9 Conclusion and Future Work
In this article, we have focused on a user-oriented approach to understanding user satisfaction in conversational recommendations. We have conducted a study to assess the influence of multiple dialogue aspects on overall user satisfaction. Through a carefully designed annotation process, we have collected external assessors’ feedback ratings on six dialogue aspects (relevance, interestingness, understanding, task completion, interest arousal, and efficiency) and user satisfaction at the turn and dialogue level. With this data, we have investigated the relationship between several dialogue aspects and user satisfaction. Furthermore, we have adopted several machine learning methods to predict response quality and overall user satisfaction with different feature combinations.
Combining both the qualitative and quantitative methods, our results indicate that: (i) Relevant recommendations are necessary but not sufficient for high user satisfaction feedback. Therefore, several aspects should be considered in estimating a user’s overall satisfaction with a CRS. (ii) In the absence of response quality ratings, we can rely on turn-level aspects to estimate the user’s rating for each response. And (iii) user satisfaction can be predicted more accurately with combined dialogue aspects as features unlike only using turn-level satisfaction ratings.
In addition to understanding how several dialogue aspects influence a user’s overall satisfaction with a CRS, our findings also have implications for the design and evaluation of CRSs. Our results show that predicting user satisfaction with aspects representing the utility of a CRS (relevance and task completion) performs poorly compared to predicting with a combination of all aspects. Thus, in order to achieve high user satisfaction, the design of CRSs should not only be optimized toward goal accomplishment but also a good user interaction experience.

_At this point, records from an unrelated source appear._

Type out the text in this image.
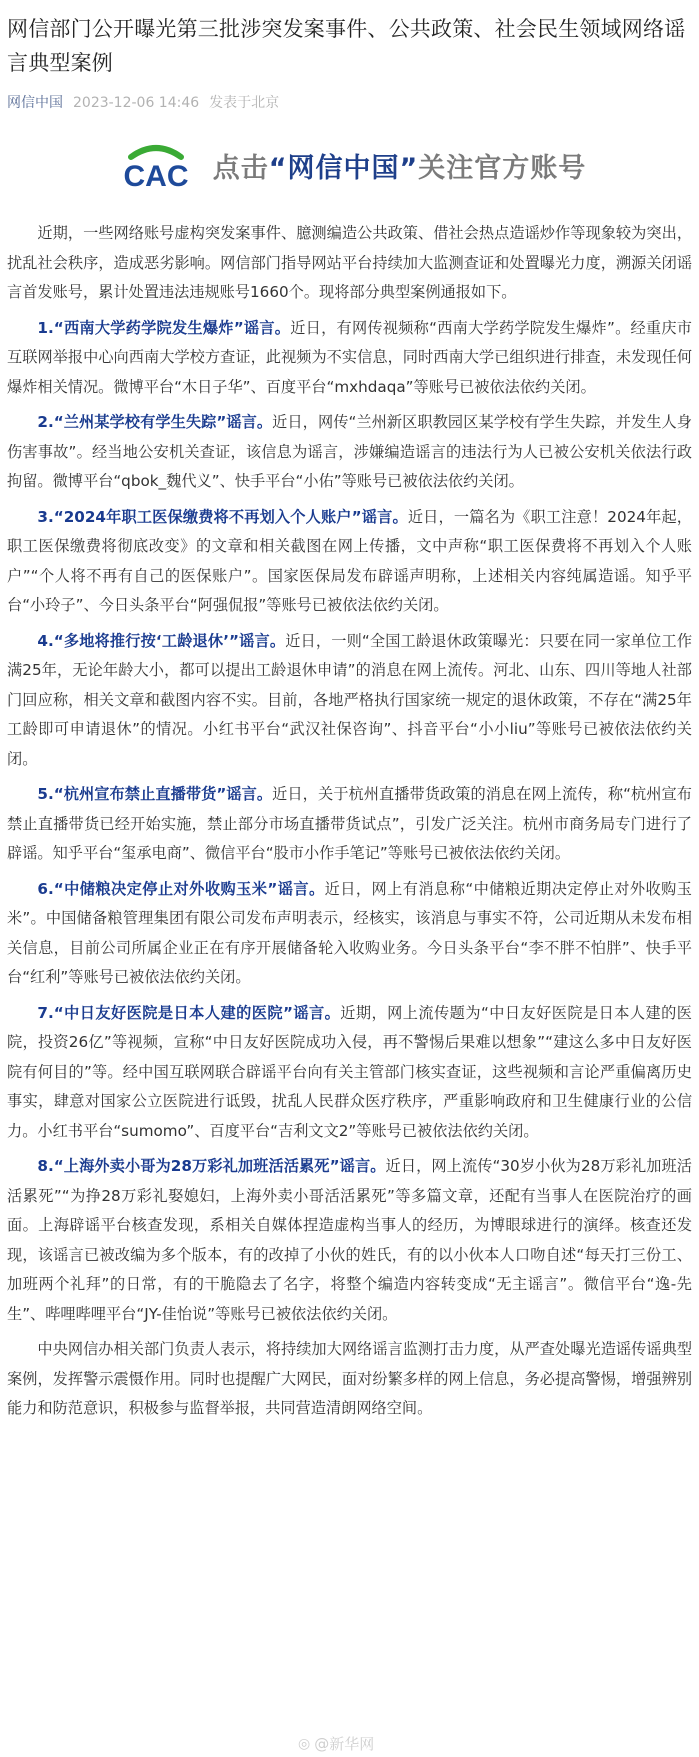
网信部门公开曝光第三批涉突发案事件、公共政策、社会民生领域网络谣言典型案例
网信中国 2023-12-06 14:46 发表于北京
CAC 点击“网信中国”关注官方账号

近期，一些网络账号虚构突发案事件、臆测编造公共政策、借社会热点造谣炒作等现象较为突出，扰乱社会秩序，造成恶劣影响。网信部门指导网站平台持续加大监测查证和处置曝光力度，溯源关闭谣言首发账号，累计处置违法违规账号1660个。现将部分典型案例通报如下。

1.“西南大学药学院发生爆炸”谣言。近日，有网传视频称“西南大学药学院发生爆炸”。经重庆市互联网举报中心向西南大学校方查证，此视频为不实信息，同时西南大学已组织进行排查，未发现任何爆炸相关情况。微博平台“木日子华”、百度平台“mxhdaqa”等账号已被依法依约关闭。

2.“兰州某学校有学生失踪”谣言。近日，网传“兰州新区职教园区某学校有学生失踪，并发生人身伤害事故”。经当地公安机关查证，该信息为谣言，涉嫌编造谣言的违法行为人已被公安机关依法行政拘留。微博平台“qbok_魏代义”、快手平台“小佑”等账号已被依法依约关闭。

3.“2024年职工医保缴费将不再划入个人账户”谣言。近日，一篇名为《职工注意！2024年起，职工医保缴费将彻底改变》的文章和相关截图在网上传播，文中声称“职工医保费将不再划入个人账户”“个人将不再有自己的医保账户”。国家医保局发布辟谣声明称，上述相关内容纯属造谣。知乎平台“小玲子”、今日头条平台“阿强侃报”等账号已被依法依约关闭。

4.“多地将推行按‘工龄退休’”谣言。近日，一则“全国工龄退休政策曝光：只要在同一家单位工作满25年，无论年龄大小，都可以提出工龄退休申请”的消息在网上流传。河北、山东、四川等地人社部门回应称，相关文章和截图内容不实。目前，各地严格执行国家统一规定的退休政策，不存在“满25年工龄即可申请退休”的情况。小红书平台“武汉社保咨询”、抖音平台“小小liu”等账号已被依法依约关闭。

5.“杭州宣布禁止直播带货”谣言。近日，关于杭州直播带货政策的消息在网上流传，称“杭州宣布禁止直播带货已经开始实施，禁止部分市场直播带货试点”，引发广泛关注。杭州市商务局专门进行了辟谣。知乎平台“玺承电商”、微信平台“股市小作手笔记”等账号已被依法依约关闭。

6.“中储粮决定停止对外收购玉米”谣言。近日，网上有消息称“中储粮近期决定停止对外收购玉米”。中国储备粮管理集团有限公司发布声明表示，经核实，该消息与事实不符，公司近期从未发布相关信息，目前公司所属企业正在有序开展储备轮入收购业务。今日头条平台“李不胖不怕胖”、快手平台“红利”等账号已被依法依约关闭。

7.“中日友好医院是日本人建的医院”谣言。近期，网上流传题为“中日友好医院是日本人建的医院，投资26亿”等视频，宣称“中日友好医院成功入侵，再不警惕后果难以想象”“建这么多中日友好医院有何目的”等。经中国互联网联合辟谣平台向有关主管部门核实查证，这些视频和言论严重偏离历史事实，肆意对国家公立医院进行诋毁，扰乱人民群众医疗秩序，严重影响政府和卫生健康行业的公信力。小红书平台“sumomo”、百度平台“吉利文文2”等账号已被依法依约关闭。

8.“上海外卖小哥为28万彩礼加班活活累死”谣言。近日，网上流传“30岁小伙为28万彩礼加班活活累死”“为挣28万彩礼娶媳妇，上海外卖小哥活活累死”等多篇文章，还配有当事人在医院治疗的画面。上海辟谣平台核查发现，系相关自媒体捏造虚构当事人的经历，为博眼球进行的演绎。核查还发现，该谣言已被改编为多个版本，有的改掉了小伙的姓氏，有的以小伙本人口吻自述“每天打三份工、加班两个礼拜”的日常，有的干脆隐去了名字，将整个编造内容转变成“无主谣言”。微信平台“逸-先生”、哔哩哔哩平台“JY-佳怡说”等账号已被依法依约关闭。

中央网信办相关部门负责人表示，将持续加大网络谣言监测打击力度，从严查处曝光造谣传谣典型案例，发挥警示震慑作用。同时也提醒广大网民，面对纷繁多样的网上信息，务必提高警惕，增强辨别能力和防范意识，积极参与监督举报，共同营造清朗网络空间。

◎ @新华网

Our experimental results with traditional machine learning methods indicate a strong performance. We have not experimented with neural network architectures in this study as it is not the main focus of our work, and we leave this to future work. Furthermore, other dialogue features such as dialogue context, intent, and system-user action could be modeled in a neural architecture as they have proven to improve user satisfaction prediction. Since our study involves a small sample dataset, we plan to verify our findings on a larger scale and with diverse data collected from actual users interacting with the system. Collecting a large-scale dataset can be achieved in an automatic way by leveraging existing predictive models to capture key patterns by training them with explicit ratings or in an unsupervised way. Apart from that, techniques such as user simulation can be used to provide annotated user feedback within dialogues, thus increasing the amount of data to be annotated [
5], where this feedback can include explicit ratings on the dialogue aspects allowing for the collection of ground truth data for training and automatic evaluation at scale.
Though the focus of our study is to uncover the relationship between various dialogue aspects and user satisfaction, we believe our findings can provide insights into the factors that contribute to increased user satisfaction in CRS and can serve as a basis for future research and system development. We, therefore, encourage future research to investigate the practical implications of our findings by looking at the impact of increasing dialogue aspects on user satisfaction through experimental studies or user-centered evaluations using tools such as CRSLab [
73] to compare different CRS methods.
For future work, we are interested in integrating large language models in the annotation process to further enhance the accuracy, richness, and scale of the annotated dataset. We hypothesize that their advanced contextual understanding and semantic analysis capabilities will benefit the annotations. In particular, following [
21], we expect that the annotations on the recommended items will more closely align with user preferences and intents expressed in the conversation.